En été, partir tôt présente un double avantage : les températures sont plus agréables pour marcher et les possibilités de stationnement près de la Cascata do Arado sont rapidement limitées. Selon l’endroit où la voiture est laissée, quelques kilomètres supplémentaires peuvent s’ajouter à la randonnée.
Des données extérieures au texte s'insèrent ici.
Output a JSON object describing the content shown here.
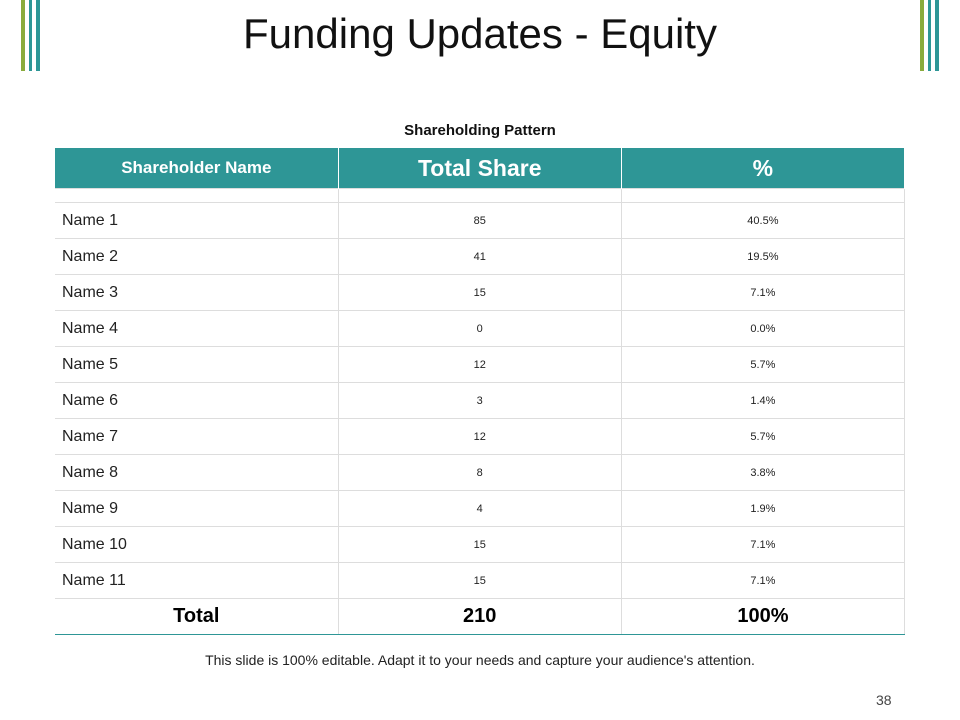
{
  "header": {
    "title": "Funding Updates - Equity"
  },
  "table": {
    "caption": "Shareholding Pattern",
    "columns": [
      "Shareholder  Name",
      "Total Share",
      "%"
    ],
    "rows": [
      [
        "Name 1",
        85,
        "40.5%"
      ],
      [
        "Name 2",
        41,
        "19.5%"
      ],
      [
        "Name 3",
        15,
        "7.1%"
      ],
      [
        "Name 4",
        0,
        "0.0%"
      ],
      [
        "Name 5",
        12,
        "5.7%"
      ],
      [
        "Name 6",
        3,
        "1.4%"
      ],
      [
        "Name 7",
        12,
        "5.7%"
      ],
      [
        "Name 8",
        8,
        "3.8%"
      ],
      [
        "Name 9",
        4,
        "1.9%"
      ],
      [
        "Name 10",
        15,
        "7.1%"
      ],
      [
        "Name 11",
        15,
        "7.1%"
      ]
    ],
    "total": [
      "Total",
      210,
      "100%"
    ]
  },
  "footer": {
    "note": "This slide is 100% editable. Adapt it to your needs and capture your audience's attention.",
    "page": "38"
  }
}
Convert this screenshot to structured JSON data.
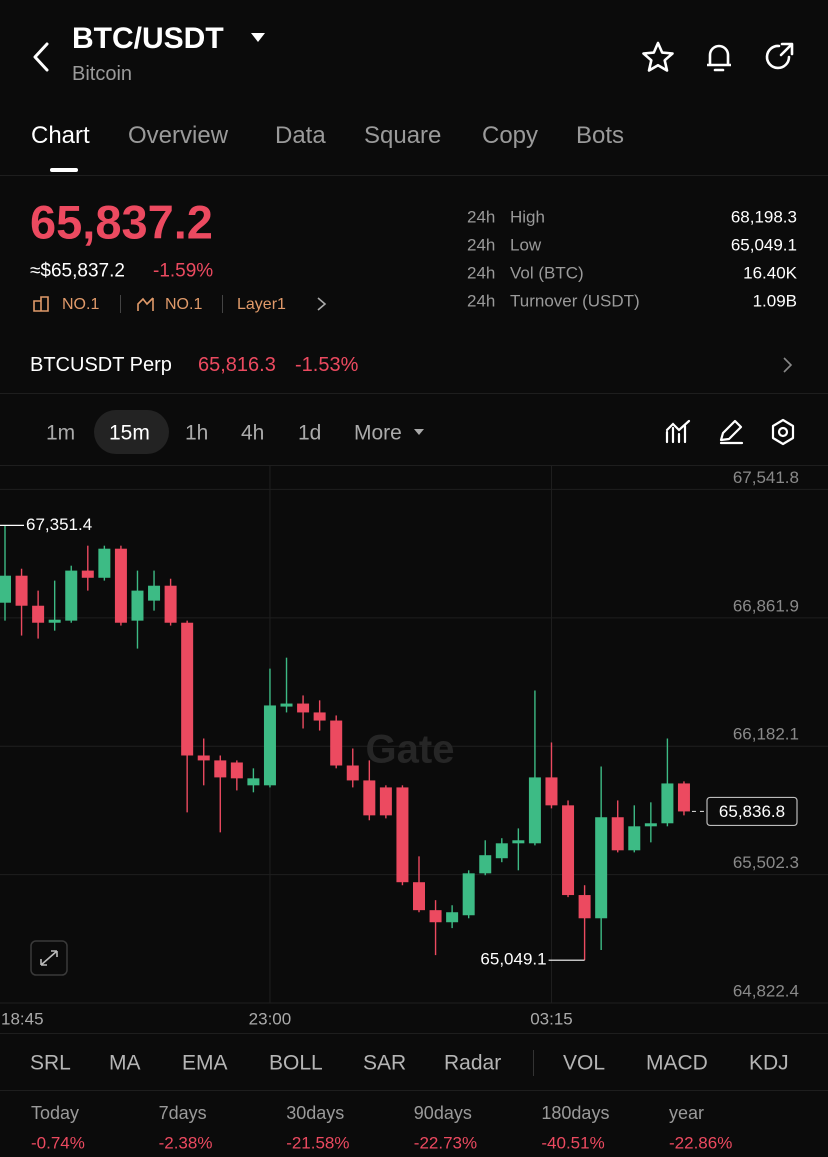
{
  "header": {
    "title": "BTC/USDT",
    "subtitle": "Bitcoin"
  },
  "tabs": [
    "Chart",
    "Overview",
    "Data",
    "Square",
    "Copy",
    "Bots"
  ],
  "ticker": {
    "price": "65,837.2",
    "fiat_price": "≈$65,837.2",
    "change": "-1.59%",
    "badges": [
      "NO.1",
      "NO.1",
      "Layer1"
    ],
    "stats": [
      {
        "period": "24h",
        "label": "High",
        "value": "68,198.3"
      },
      {
        "period": "24h",
        "label": "Low",
        "value": "65,049.1"
      },
      {
        "period": "24h",
        "label": "Vol (BTC)",
        "value": "16.40K"
      },
      {
        "period": "24h",
        "label": "Turnover (USDT)",
        "value": "1.09B"
      }
    ]
  },
  "perp": {
    "name": "BTCUSDT Perp",
    "price": "65,816.3",
    "change": "-1.53%"
  },
  "intervals": [
    "1m",
    "15m",
    "1h",
    "4h",
    "1d",
    "More"
  ],
  "chart_data": {
    "type": "candlestick",
    "watermark": "Gate",
    "up_color": "#3dbb85",
    "down_color": "#ec4a60",
    "categories": [
      "18:45",
      null,
      null,
      null,
      null,
      null,
      null,
      null,
      null,
      null,
      null,
      null,
      null,
      null,
      null,
      null,
      "23:00",
      null,
      null,
      null,
      null,
      null,
      null,
      null,
      null,
      null,
      null,
      null,
      null,
      null,
      null,
      null,
      null,
      "03:15",
      null,
      null,
      null,
      null,
      null,
      null,
      null,
      null
    ],
    "open": [
      66942,
      67085,
      66926,
      66836,
      66847,
      67112,
      67074,
      67228,
      66847,
      66953,
      67032,
      66836,
      66133,
      66107,
      66096,
      65975,
      65975,
      66392,
      66408,
      66361,
      66318,
      66080,
      66001,
      65964,
      65964,
      65462,
      65314,
      65250,
      65287,
      65509,
      65589,
      65668,
      65668,
      66017,
      65869,
      65394,
      65271,
      65806,
      65631,
      65758,
      65774,
      65985
    ],
    "high": [
      67351.4,
      67122,
      67006,
      67059,
      67138,
      67244,
      67244,
      67244,
      67112,
      67112,
      67069,
      66847,
      66223,
      66133,
      66107,
      66065,
      66593,
      66651,
      66451,
      66425,
      66345,
      66170,
      66107,
      65975,
      65975,
      65599,
      65367,
      65340,
      65525,
      65684,
      65695,
      65747,
      66477,
      66202,
      65895,
      65446,
      66075,
      65895,
      65869,
      65885,
      66223,
      65996
    ],
    "low": [
      66847,
      66768,
      66752,
      66794,
      66836,
      67006,
      67059,
      66821,
      66699,
      66900,
      66821,
      65832,
      65975,
      65726,
      65948,
      65938,
      65964,
      66361,
      66276,
      66265,
      66065,
      65964,
      65790,
      65800,
      65446,
      65303,
      65076,
      65219,
      65271,
      65499,
      65568,
      65525,
      65657,
      65853,
      65383,
      65049.1,
      65103,
      65620,
      65620,
      65673,
      65758,
      65816
    ],
    "close": [
      67085,
      66926,
      66836,
      66852,
      67112,
      67074,
      67228,
      66836,
      67006,
      67032,
      66836,
      66133,
      66107,
      66017,
      66012,
      66012,
      66398,
      66408,
      66361,
      66318,
      66080,
      66001,
      65816,
      65816,
      65462,
      65314,
      65250,
      65303,
      65509,
      65605,
      65668,
      65684,
      66017,
      65869,
      65394,
      65271,
      65806,
      65631,
      65758,
      65774,
      65985,
      65836.8
    ],
    "ylim": [
      64822.4,
      67650
    ],
    "yticks": [
      {
        "value": 67541.8,
        "label": "67,541.8"
      },
      {
        "value": 66861.9,
        "label": "66,861.9"
      },
      {
        "value": 66182.1,
        "label": "66,182.1"
      },
      {
        "value": 65502.3,
        "label": "65,502.3"
      },
      {
        "value": 64822.4,
        "label": "64,822.4"
      }
    ],
    "grid": true,
    "high_marker": {
      "value": 67351.4,
      "label": "67,351.4"
    },
    "low_marker": {
      "value": 65049.1,
      "label": "65,049.1"
    },
    "last_price": {
      "value": 65836.8,
      "label": "65,836.8"
    }
  },
  "indicators": [
    "SRL",
    "MA",
    "EMA",
    "BOLL",
    "SAR",
    "Radar",
    "VOL",
    "MACD",
    "KDJ"
  ],
  "performance": [
    {
      "label": "Today",
      "value": "-0.74%"
    },
    {
      "label": "7days",
      "value": "-2.38%"
    },
    {
      "label": "30days",
      "value": "-21.58%"
    },
    {
      "label": "90days",
      "value": "-22.73%"
    },
    {
      "label": "180days",
      "value": "-40.51%"
    },
    {
      "label": "year",
      "value": "-22.86%"
    }
  ]
}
Il faut enfin garder à l’esprit que le Poço Azul se trouve dans un parc national. Des restrictions temporaires d’accès peuvent être décidées, notamment lorsque le risque d’incendie devient important. Avant une randonnée estivale, il est donc prudent de vérifier les conditions d’accès et les éventuelles mesures en vigueur.
Sur place, le principe est simple : ne rien laisser derrière soi et préserver les lieux tels qu’on les a trouvés. C’est précisément parce qu’il demeure difficile d’accès et relativement peu aménagé que le Poço Azul conserve cette impression rare d’avoir découvert, après plusieurs kilomètres de marche, un petit morceau secret du Gerês.